What If the Truth Was Never the Point?
- Chris Monnette
- 6 minutes ago
- 5 min read
How Meaning, Memory, and Belief Shape Our Lives

I am well into the second draft of my novel, and I have found something surprising happening. Something I did not expect.
I spent three or four months planning the story before I ever wrote the first word. I developed the characters, built the plot, and laid out the structure. It was clear in my mind where the story was going before I typed the first word.
Now, eighteen months into the project, the characters, who were once little more than words in an outline, suddenly feel real, with their own thoughts, beliefs, and motivations. As odd as it may sound, they are now telling me where the story is going. Sure, I can ignore them and force my will. I am, after all, the one with the fingers on the keyboard. But I have this strange sense that they know the real story better than I do.
At the center of the novel lies a question I had not intended: does the objective truth of an event matter as much as the meaning we assign to it afterward?
The story begins with two teenagers, each struggling to find his way in the world, and their interpretations of an event that shapes both of their futures. When I began writing this story, I had a very clear understanding of what happened that night. Yet here I am, a year and a half later, realizing that I did not know the truth nearly as well as I thought I did.
How can that be, I have asked myself. But when I go back and read what I wrote in that pivotal first scene, I can suddenly see the ambiguity I had unintentionally woven into the narrative.
The more I sit with it, the more I realize that ambiguity may be the truth. Not because there are no facts, but because human beings are rarely as clear, certain, or consistent as we want them to be. Especially in moments of pain.
My two central characters, now in middle age, still have a long way to go, so I will leave their story for another day. But regardless of where this novel takes me, it is already teaching me that what we believe about the defining moments in our lives often matters far more than what actually happened.
And perhaps that is not only true of the defining moments. Maybe it is equally true of the ordinary ones as well.
I think most of us would agree that two people can experience the same event and walk away with completely different perspectives on what happened and what it meant. Those different interpretations can shape everything that follows. They can influence relationships, fears, regrets, and even a person's sense of self for years.
In an earlier essay, The Mirror is Curved, I wrote that "I am what I think," and I am beginning to realize how true that may be.
Because if our thoughts shape our interpretations, and our interpretations shape our beliefs, then those beliefs begin to shape our identity. We start to see ourselves, other people, and the world through a lens that can become so familiar we no longer recognize it as only one possible version of reality.
I think this is an important understanding in the polarized world we live in these days. It is so easy to attribute motive to a behavior. To judge someone for what we think they meant rather than invest the energy to ask, or if that is not possible, to ask ourselves: what else might that mean?
I was reminded of this recently when I posted online about a prayer from Pete Hegseth that called for violence against those who "deserve no mercy." The words made me sick. Some like-minded friends echoed my reaction, but another person saw strength and righteousness in them. We looked at the same words and came away with entirely different meanings.
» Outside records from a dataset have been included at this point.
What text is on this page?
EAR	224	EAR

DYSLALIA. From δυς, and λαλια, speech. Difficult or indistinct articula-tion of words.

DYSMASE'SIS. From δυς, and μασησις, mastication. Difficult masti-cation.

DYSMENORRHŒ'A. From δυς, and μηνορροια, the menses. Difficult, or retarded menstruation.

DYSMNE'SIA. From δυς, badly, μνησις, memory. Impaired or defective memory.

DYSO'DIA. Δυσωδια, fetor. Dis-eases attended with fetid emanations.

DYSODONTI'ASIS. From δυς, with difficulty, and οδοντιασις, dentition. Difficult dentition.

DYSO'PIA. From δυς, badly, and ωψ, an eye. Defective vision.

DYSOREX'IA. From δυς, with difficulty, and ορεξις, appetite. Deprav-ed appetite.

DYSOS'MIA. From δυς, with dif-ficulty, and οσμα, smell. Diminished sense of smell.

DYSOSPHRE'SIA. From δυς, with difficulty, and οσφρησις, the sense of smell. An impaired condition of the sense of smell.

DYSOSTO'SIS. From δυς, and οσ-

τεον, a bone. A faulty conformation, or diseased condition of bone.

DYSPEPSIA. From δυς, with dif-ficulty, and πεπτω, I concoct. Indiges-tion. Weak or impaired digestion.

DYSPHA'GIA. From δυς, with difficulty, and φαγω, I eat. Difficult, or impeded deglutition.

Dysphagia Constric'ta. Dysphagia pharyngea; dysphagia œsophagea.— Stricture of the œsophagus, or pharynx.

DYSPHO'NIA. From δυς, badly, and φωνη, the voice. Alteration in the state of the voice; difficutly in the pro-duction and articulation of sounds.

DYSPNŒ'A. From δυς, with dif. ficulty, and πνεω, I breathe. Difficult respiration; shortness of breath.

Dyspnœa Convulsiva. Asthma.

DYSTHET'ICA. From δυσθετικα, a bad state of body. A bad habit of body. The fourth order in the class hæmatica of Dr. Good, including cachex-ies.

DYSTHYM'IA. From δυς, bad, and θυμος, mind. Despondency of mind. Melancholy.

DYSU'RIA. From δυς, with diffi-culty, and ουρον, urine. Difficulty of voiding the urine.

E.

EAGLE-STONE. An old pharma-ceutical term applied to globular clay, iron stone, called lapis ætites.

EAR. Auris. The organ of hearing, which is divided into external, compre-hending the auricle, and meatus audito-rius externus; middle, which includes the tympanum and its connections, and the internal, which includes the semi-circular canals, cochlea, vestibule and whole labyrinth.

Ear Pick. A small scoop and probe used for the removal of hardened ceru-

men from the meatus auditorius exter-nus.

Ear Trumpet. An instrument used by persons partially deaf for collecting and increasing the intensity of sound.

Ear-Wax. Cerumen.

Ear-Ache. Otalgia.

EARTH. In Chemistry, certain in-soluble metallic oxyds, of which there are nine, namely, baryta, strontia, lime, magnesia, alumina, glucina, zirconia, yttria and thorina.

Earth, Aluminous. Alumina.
As I write this, I find myself struggling to remain open-minded, even while writing an essay about the importance of doing exactly that. It reminds me how deeply our beliefs become woven into our sense of self. It would be easy for either of us to insist the other was wrong. But in the end, what would that solve beyond making us both more certain of what we already believed?
Perhaps we are both better served by trying to understand the other person's perspective. That does not mean we forfeit our own beliefs. But a little less certainty, and a little more curiosity, might serve us both.
Perhaps this is an odd reflection for someone who graduated from VMI, a school built around a rigid and deeply respected honor code. I still believe truth matters. Facts matter. But life has taught me that when it comes to human relationships, memory, and emotional pain, things are rarely as simple as true or false.
Certainty can be one of the worst traits we bring into any relationship. The moment we stop asking questions is the moment our view of reality begins to blur. Yet at times, we are all afraid to challenge the beliefs we hold so dearly because doing so risks changing the road before us, the path that had always seemed so clear.
Science and psychology support this idea. Memory is not a recording device. It is reconstructive. We do not simply remember events as they happened. We reinterpret them over time, often in ways that protect us, justify us, or reinforce what we already believe about ourselves and other people.
My experience writing this novel has made this so clear to me. By holding the wheel a little more loosely and allowing the characters to reveal their true selves, I am discovering a deeper truth about life. The absolute truth is often far less important than our ability to recognize how easily our understanding can become distorted, just as we so often assume distortion in the views of others.
Perhaps that is why certainty can be so dangerous. We are often most certain about the stories we most need to believe.
So, as I struggle to make sense of Hegseth’s prayer, let me offer one of my own.
May I find the courage to question even my most deeply held beliefs, and the humility to change them when they no longer withstand honest scrutiny.